Выбрать главу

Благодаря провидению — так распорядилась судьба — я родился в Тбилиси, столице Грузии, под солнцем которой и рос. А покинув её в 1961 году в воинском эшелоне призывников, я ещё много лет тосковал по ней, по её горам с альпийскими лугами и снежными шапками. И хотя по истечении нескольких десятков лет, конечно, острота тоски значительно притупилась, но как хотелось бы снова хоть разок оказаться на сглаженных вершинах горной гряды, тянущейся вдоль Тбилиси по правому берегу Куры, оказаться там майским днём, когда в одночасье всё обливается белым цветом подснежников, затем раскрываются тюльпаны, через несколько дней — ковёр из кроваво-красных маков, а ещё через месяц видны только плавные волны серебристого ковыля. И всё это так очаровывает, захватывает дух, что мы, мальчишки, казалось, лишённые сентиментальности, часами, рассевшись по уступам скал какой-нибудь доминирующей вершины, молча смотрели и не могли насмотреться на расстилающиеся под нами цветные склоны и долины.

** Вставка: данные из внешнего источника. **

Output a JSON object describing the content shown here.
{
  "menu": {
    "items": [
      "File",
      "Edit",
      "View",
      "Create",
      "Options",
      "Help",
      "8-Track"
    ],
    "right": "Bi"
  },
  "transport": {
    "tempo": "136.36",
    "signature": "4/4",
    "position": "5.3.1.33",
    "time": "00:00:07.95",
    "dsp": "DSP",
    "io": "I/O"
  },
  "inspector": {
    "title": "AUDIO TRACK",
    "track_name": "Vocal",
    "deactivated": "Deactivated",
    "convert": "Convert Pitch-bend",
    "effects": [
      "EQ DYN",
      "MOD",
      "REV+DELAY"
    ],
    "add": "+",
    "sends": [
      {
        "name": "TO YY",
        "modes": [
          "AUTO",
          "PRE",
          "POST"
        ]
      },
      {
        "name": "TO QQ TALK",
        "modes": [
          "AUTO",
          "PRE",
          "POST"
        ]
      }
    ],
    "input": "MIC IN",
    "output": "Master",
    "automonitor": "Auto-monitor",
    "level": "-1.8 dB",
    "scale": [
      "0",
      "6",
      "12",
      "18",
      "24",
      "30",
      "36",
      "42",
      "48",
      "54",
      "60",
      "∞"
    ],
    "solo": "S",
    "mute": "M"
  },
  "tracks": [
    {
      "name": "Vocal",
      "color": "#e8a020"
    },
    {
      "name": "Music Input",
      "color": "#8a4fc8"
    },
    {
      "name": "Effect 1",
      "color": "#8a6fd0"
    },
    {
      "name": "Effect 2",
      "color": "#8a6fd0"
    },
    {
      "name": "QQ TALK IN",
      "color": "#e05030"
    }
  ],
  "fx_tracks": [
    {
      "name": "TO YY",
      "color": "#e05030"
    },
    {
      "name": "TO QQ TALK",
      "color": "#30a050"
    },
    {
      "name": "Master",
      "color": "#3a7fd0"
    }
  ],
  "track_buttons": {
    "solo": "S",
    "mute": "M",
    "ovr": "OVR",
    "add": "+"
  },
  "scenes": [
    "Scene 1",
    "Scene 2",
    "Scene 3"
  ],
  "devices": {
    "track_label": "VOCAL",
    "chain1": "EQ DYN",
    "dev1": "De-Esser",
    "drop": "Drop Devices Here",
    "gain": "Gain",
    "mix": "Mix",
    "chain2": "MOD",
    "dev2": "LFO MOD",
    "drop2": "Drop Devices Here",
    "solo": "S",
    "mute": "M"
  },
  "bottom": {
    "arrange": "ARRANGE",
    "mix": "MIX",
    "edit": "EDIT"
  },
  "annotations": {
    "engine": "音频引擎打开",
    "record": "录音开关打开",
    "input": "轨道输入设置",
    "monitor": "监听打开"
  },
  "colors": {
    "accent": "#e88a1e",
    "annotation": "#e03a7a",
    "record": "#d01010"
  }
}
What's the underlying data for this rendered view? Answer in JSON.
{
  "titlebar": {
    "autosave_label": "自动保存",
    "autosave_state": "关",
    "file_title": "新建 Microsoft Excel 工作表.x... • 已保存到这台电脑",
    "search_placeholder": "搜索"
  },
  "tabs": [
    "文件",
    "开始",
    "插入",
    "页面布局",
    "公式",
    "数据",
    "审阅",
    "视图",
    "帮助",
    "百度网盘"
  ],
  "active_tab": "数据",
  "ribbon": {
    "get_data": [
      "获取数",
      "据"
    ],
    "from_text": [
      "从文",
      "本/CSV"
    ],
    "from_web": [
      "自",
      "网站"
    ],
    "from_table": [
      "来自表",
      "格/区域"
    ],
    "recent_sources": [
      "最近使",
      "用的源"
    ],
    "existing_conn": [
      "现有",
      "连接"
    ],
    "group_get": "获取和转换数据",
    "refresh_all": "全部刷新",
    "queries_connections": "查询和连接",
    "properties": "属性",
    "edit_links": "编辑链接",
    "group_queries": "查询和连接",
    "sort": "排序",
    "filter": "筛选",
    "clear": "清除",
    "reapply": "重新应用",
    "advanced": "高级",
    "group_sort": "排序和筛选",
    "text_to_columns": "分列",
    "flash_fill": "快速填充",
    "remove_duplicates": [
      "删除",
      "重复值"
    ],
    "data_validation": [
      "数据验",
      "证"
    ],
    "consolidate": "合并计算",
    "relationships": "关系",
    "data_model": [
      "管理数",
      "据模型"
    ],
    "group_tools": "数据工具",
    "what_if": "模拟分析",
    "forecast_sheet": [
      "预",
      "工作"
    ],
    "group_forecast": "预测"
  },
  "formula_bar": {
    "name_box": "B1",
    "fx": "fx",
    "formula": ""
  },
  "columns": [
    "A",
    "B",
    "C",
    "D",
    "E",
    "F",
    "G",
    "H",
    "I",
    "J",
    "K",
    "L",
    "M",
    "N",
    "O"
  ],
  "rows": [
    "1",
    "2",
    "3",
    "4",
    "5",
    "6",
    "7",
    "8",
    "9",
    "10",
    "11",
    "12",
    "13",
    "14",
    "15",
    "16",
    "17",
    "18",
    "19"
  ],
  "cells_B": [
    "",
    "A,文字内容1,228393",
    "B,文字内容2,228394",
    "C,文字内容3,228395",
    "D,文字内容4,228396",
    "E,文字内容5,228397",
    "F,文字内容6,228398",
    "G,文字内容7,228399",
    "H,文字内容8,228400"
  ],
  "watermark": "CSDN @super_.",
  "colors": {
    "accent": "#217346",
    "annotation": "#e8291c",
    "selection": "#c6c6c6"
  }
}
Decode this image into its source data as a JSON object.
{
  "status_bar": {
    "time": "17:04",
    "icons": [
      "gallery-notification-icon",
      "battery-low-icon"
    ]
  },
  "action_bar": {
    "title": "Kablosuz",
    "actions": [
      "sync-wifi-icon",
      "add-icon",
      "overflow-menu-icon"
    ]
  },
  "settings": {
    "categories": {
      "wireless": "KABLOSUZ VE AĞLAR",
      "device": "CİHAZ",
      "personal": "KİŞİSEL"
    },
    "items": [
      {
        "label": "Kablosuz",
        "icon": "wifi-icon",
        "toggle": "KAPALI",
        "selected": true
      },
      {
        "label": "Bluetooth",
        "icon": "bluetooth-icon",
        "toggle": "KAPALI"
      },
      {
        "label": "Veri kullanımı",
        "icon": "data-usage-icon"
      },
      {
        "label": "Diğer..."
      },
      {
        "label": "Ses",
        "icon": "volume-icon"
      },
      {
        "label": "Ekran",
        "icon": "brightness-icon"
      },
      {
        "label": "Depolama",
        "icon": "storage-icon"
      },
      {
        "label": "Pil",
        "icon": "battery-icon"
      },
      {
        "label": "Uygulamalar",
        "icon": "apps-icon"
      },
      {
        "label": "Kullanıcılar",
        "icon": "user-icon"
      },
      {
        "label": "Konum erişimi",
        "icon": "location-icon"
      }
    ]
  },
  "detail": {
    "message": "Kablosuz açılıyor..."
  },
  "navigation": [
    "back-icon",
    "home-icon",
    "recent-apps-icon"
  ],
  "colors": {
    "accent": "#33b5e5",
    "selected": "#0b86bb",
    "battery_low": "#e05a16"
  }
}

В 1953 году (мне 11 лет) из сталинки мы переехали жить в один из домов, предназначенных для рабочих обувной фабрики. Таких домов у неё было немало. Сначала, сразу после войны, фабрика строила эти дома в виде бараков со сквозным узким коридором, по обе стороны которого располагались отсеки-комнатушки. Все «удобства», естественно, были на улице. В почти сгнивших бараках, которые и домами-то назвать было нельзя, люди ещё жили и в то время, когда меня призвали в армию. Эти бараки располагались через дорогу от обувной фабрики, на берегу Куры.

Позже, в конце 40-х годов, фабрика стала строить так называемые стандартные дома. Это были двухэтажные деревянные дома, на три подъезда каждый, оштукатуренные поверх дерева снаружи и изнутри. Почему их называли «стандартными», я не знаю, но почтовый адрес так и звучал: г. Тбилиси-13, обувная фабрика № 1, стандартный дом № 3, второй подъезд, комната 25. Вот по этому адресу мы с матерью и жили после переселения из сталинки.

Эти дома стояли группой между стадионом авиазавода и обувной фабрикой, метрах в полутораста от улицы Богдана Хмельницкого, у подножия горной возвышенности, склоны которой на момент переселения были пустыми, в смысле незастроенными, и мы, дети, часто проводили свой досуг на этих склонах.

Трёхкомнатная квартира, в которой была и наша комната, находилась на втором этаже, и проживало в ней четыре семьи. Четвёртая семья — мать и сын Сучковы — жили в помещении, предназначенном по проекту для кухни. В квартире имелось ещё одно помещение — общая кладовка размером 1 на 2 метра, но к моменту нашего переезда в ней не было ни одного свободного квадратного сантиметра, поэтому мы с матерью, в отличие от соседей, ею не пользовались, но зато наш балкон, хоть и крошечный, был предметом их зависти. Балкончик мы использовали в качестве своей кухни.

Площадь комнаты была всего 9 квадратных метров, но это считалось нормальным, ведь у некоторых в этом доме было гораздо меньше (всего по 2 кв. м) — это кладовки, куда людей вселяли как в жилые комнаты. В такой комнате-кладовке помещалась только одна кровать солдатского типа.

Я знал семью из двух человек (мать и маленький сын), которая жила в такой двухметровой «комнате». Прямо из коридора через дверь они ложились в одну кровать, ходить в такой «комнате» было негде. Все свои вещи они хранили под кроватью и на полках. А до этой кладовки они жили в так называемом семейном общежитии, состоящем из довольно-таки больших (метров по 15–20) комнат, в каждой из которых проживало по 5–8 семей. А семьи (супруги, их дети, а часто и их старики) располагались по «отсекам», отделившись друг от друга занавесками на верёвках. Надо представить себе жизнь в таких условиях! Люди были рады переехать оттуда даже в кладовку на два квадратных метра.